Affluenti | di rilievo: Dora Baltea, Dora Riparia, Tanaro, Trebbia, Panaro, Bormida, Orco, Sesia, Ticino, Secchia, Lambro, Parma, Taro, Mincio, Adda e Oglio. |
Sfocia | Mare Adriatico 44°57′45″N 12°30′04″E |
La sua lunghezza, 652 km[N 1], lo rende il più lungo fiume interamente compreso nel territorio italiano[N 2], quello con il bacino idrografico più esteso (circa 71 000 km²) e anche quello con la massima portata alla foce, sia essa minima (assoluta 270 m³/s), media (1 540 m³/s) o massima (13 000 m³/s), oltre ad essere il quinto fiume europeo (esclusa la Russia) per portata media (dopo Danubio, Reno, Rodano e Dnepr).

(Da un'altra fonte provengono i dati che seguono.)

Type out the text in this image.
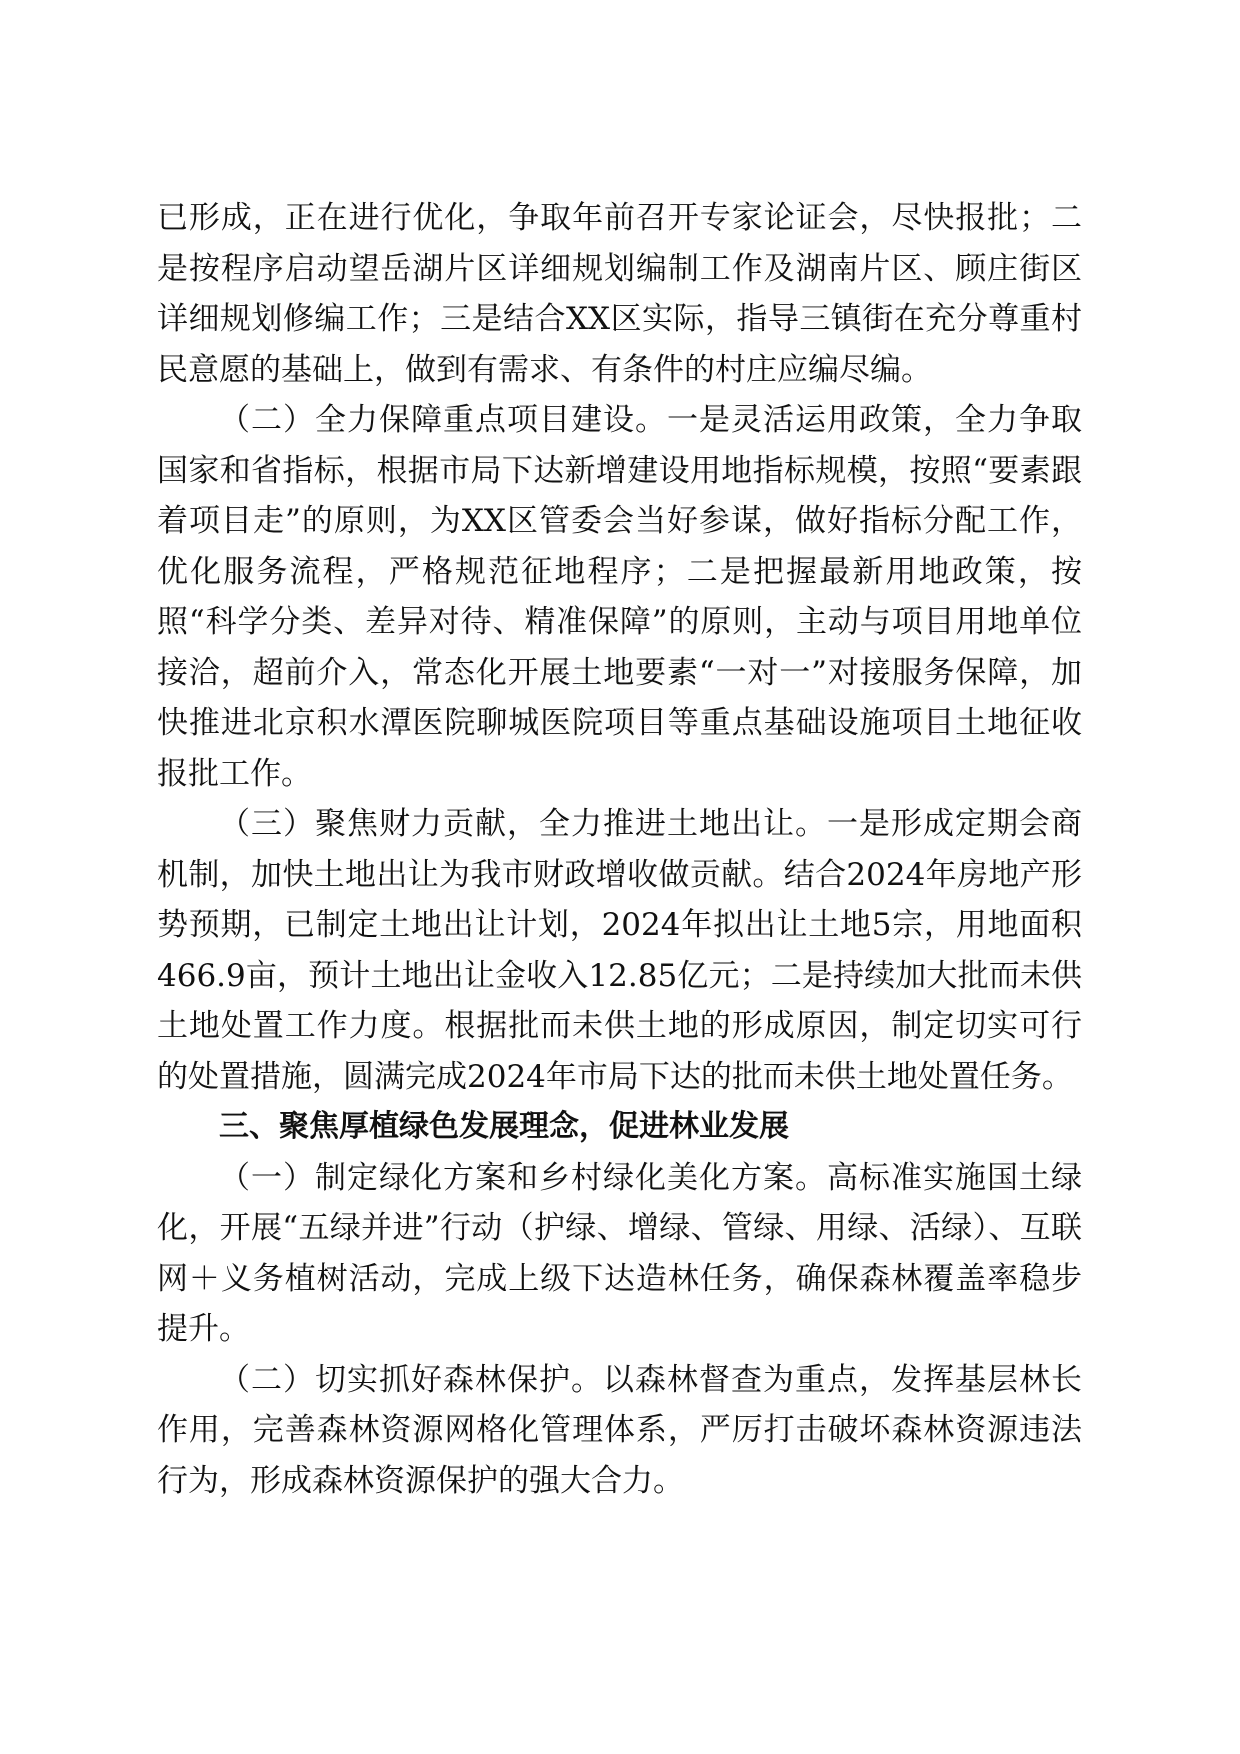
已形成，正在进行优化，争取年前召开专家论证会，尽快报批；二是按程序启动望岳湖片区详细规划编制工作及湖南片区、顾庄街区详细规划修编工作；三是结合XX区实际，指导三镇街在充分尊重村民意愿的基础上，做到有需求、有条件的村庄应编尽编。

（二）全力保障重点项目建设。一是灵活运用政策，全力争取国家和省指标，根据市局下达新增建设用地指标规模，按照“要素跟着项目走”的原则，为XX区管委会当好参谋，做好指标分配工作，优化服务流程，严格规范征地程序；二是把握最新用地政策，按照“科学分类、差异对待、精准保障”的原则，主动与项目用地单位接洽，超前介入，常态化开展土地要素“一对一”对接服务保障，加快推进北京积水潭医院聊城医院项目等重点基础设施项目土地征收报批工作。

（三）聚焦财力贡献，全力推进土地出让。一是形成定期会商机制，加快土地出让为我市财政增收做贡献。结合2024年房地产形势预期，已制定土地出让计划，2024年拟出让土地5宗，用地面积466.9亩，预计土地出让金收入12.85亿元；二是持续加大批而未供土地处置工作力度。根据批而未供土地的形成原因，制定切实可行的处置措施，圆满完成2024年市局下达的批而未供土地处置任务。

三、聚焦厚植绿色发展理念，促进林业发展

（一）制定绿化方案和乡村绿化美化方案。高标准实施国土绿化，开展“五绿并进”行动（护绿、增绿、管绿、用绿、活绿）、互联网＋义务植树活动，完成上级下达造林任务，确保森林覆盖率稳步提升。

（二）切实抓好森林保护。以森林督查为重点，发挥基层林长作用，完善森林资源网格化管理体系，严厉打击破坏森林资源违法行为，形成森林资源保护的强大合力。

Ha origine in Piemonte, sul Monviso, al Pian del Re, bagna direttamente un capoluogo di regione (Torino) e due capoluoghi di provincia (Piacenza e Cremona) e lambisce altri due capoluoghi di provincia (Pavia e Ferrara), segnando inoltre per lunghi tratti il confine tra Lombardia e Emilia-Romagna, nonché tra quest'ultima e il Veneto, prima di sfociare nel mare Adriatico in un vasto delta con sei rami. Attraversa 13 province (Cuneo, Torino, Vercelli, Alessandria, Pavia, Lodi, Cremona, Mantova, Piacenza, Parma, Reggio Emilia, Ferrara e Rovigo). Per la maggior parte del suo corso il Po scorre su un territorio pianeggiante al quale dà il nome, la Pianura Padana. Per la posizione geografica, la lunghezza, il bacino e gli eventi storici, sociali ed economici che hanno riguardato il fiume sin dall'antichità, il Po è riconosciuto come il più importante tra i fiumi d'Italia.

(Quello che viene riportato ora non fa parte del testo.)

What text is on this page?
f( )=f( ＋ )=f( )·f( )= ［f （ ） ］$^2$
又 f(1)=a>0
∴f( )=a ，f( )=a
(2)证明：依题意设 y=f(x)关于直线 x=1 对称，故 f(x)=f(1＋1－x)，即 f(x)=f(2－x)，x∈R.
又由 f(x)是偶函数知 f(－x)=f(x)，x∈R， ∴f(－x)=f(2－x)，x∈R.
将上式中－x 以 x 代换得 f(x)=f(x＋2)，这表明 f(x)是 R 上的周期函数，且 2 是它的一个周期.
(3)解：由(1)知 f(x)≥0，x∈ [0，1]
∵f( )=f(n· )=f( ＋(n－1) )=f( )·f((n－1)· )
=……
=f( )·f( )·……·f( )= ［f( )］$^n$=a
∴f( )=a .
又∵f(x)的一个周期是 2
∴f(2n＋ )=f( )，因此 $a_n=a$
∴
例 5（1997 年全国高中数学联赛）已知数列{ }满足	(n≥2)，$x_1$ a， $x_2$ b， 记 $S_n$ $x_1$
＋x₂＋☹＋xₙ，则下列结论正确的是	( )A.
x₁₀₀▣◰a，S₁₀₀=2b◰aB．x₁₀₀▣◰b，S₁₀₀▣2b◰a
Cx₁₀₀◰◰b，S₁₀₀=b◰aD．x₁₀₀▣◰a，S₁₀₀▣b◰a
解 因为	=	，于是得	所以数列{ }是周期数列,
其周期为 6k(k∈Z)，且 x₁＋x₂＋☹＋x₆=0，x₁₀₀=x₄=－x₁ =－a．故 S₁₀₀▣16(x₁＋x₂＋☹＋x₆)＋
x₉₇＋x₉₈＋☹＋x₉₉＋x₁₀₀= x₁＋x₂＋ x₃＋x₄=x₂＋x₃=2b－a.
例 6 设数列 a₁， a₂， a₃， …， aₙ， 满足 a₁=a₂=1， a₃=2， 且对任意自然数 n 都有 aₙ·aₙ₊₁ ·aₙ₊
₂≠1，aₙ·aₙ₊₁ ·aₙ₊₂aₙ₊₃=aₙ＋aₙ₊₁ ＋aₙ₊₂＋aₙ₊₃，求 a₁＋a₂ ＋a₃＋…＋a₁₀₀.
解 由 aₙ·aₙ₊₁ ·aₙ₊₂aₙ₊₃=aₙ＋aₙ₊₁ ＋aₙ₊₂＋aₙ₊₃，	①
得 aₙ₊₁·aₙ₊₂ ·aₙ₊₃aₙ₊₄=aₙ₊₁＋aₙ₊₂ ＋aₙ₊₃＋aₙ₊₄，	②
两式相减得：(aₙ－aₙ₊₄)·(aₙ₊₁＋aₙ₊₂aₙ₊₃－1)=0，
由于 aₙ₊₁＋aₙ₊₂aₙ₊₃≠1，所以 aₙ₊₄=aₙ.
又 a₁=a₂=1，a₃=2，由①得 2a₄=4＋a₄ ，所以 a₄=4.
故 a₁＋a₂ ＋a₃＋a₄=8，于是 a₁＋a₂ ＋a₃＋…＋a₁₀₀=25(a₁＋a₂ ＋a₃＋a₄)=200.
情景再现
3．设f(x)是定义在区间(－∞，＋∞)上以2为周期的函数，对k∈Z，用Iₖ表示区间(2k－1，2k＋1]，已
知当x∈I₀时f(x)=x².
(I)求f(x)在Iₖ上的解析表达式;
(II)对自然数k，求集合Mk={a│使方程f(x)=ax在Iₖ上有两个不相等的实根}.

Il fiume Po era geograficamente conosciuto già ai tempi dell'antica Grecia con il nome di Eridanós (in greco antico: Ἠριδανός?, in latino Eridanus; nell'italiano letterario Eridano); in origine stava ad indicare un fiume mitico, indicato grossolanamente a sud della Scandinavia, che si formò dopo l'ultima glaciazione europea (Würm).
Le prime fonti storiche sono nella Teogonia greca di Esiodo (VII secolo a.C. circa), come nome di uno dei tanti figli del titano Oceano e la ninfa Teti e dai quali derivano vari nomi di fiumi europei. Tale nome fu poi ripreso dallo storico Polibio nel II secolo a.C.[4], dove Eridano era uno dei figli di Fetonte, caduto in un fiume durante una gara di bighe o carri, tanto da attribuirgli anche la porta dell'Ade e, cioè, gli inferi, secondo la mitologia greca, ma anche il titolo di un principe dedito ai culti egizi, figura che compare spesso in antichissime leggende su Torino.

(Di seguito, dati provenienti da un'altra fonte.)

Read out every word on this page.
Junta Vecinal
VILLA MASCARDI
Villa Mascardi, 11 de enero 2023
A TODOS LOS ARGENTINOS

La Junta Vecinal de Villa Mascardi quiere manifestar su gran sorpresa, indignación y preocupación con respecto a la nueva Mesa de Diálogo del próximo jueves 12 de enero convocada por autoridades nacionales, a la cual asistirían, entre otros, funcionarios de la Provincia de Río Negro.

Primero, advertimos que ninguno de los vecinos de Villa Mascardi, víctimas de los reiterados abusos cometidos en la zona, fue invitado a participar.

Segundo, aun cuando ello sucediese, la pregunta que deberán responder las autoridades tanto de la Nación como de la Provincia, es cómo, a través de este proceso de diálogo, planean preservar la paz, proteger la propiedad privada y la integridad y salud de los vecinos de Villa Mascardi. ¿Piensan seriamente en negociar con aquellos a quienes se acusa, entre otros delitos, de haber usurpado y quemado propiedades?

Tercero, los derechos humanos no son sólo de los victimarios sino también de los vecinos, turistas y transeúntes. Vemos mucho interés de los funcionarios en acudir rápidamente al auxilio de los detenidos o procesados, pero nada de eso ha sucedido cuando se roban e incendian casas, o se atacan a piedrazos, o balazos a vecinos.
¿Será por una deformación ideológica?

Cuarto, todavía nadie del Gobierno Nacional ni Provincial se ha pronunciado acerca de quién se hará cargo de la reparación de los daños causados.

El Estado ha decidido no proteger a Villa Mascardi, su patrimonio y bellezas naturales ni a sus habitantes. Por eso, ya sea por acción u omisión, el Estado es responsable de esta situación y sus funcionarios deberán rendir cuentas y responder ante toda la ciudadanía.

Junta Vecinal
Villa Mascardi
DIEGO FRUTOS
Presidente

Nell'antica Grecia esisteva un piccolo fiume chiamato Eridano (da molto tempo in secca), che sorgeva dalle alture dell'Attica orientale e si gettava nel Mar Egeo passando per la necropoli di Ceramico, nella parte sud della città di Atene.
Per i celto-liguri, che comparvero soltanto a partire dal IX secolo a.C. circa, il nome del Po era invece Bodinkòs o Bodenkùs, da una radice indoeuropea (*bhedh-/*bhodh-) che indica "scavare" o "render profondo", la stessa radice da cui derivano i termini italiani "fossa" o "fossato", indicando così tutta la depressione geografica della zona fluviale padana.[5] Quindi, l'antico nome latino Padus - da cui l'aggettivo padano - deriverebbe, secondo l'opinione più diffusa, dalla stessa radice di bodinkòs; secondo altri però, deriverebbe da un'altra parola celto-ligure, pades, indicante una resina prodotta da una qualità di pini selvatici particolarmente abbondante presso le sue sorgenti.
Il nome italiano Po si ottiene quindi dalla contrazione del latino Padus > Pàus > Pàu > Pò. In diverse lingue slave (ceco, slovacco, polacco, sloveno, serbo, croato) ma anche nelle lingue romanze, quali il romeno, spesso si usa ancora chiamare questo fiume Pad o Padus. Parimenti, negli aggettivi di lingua italiana, che solitamente ereditano la vecchia radice latina, esistono ancor oggi le parole paduano, padano, Pianura Padana, fino a Padania, il cui utilizzo si è maggiormente diffuso a partire dagli anni novanta del XX secolo.
Attorno al X secolo a.C. la linea di costa era arretrata dai 10 km ai 35 nella parte centrale, rispetto a quella attuale. Il Po giungeva in mare con due estuari: sfociava a nord vicino all'attuale Chioggia, mentre a sud si gettava in mare in un punto equidistante rispetto alle attuali Ferrara e Ravenna. Il fiume si divideva in due rami all'altezza dell'attuale Ficarolo[N 3].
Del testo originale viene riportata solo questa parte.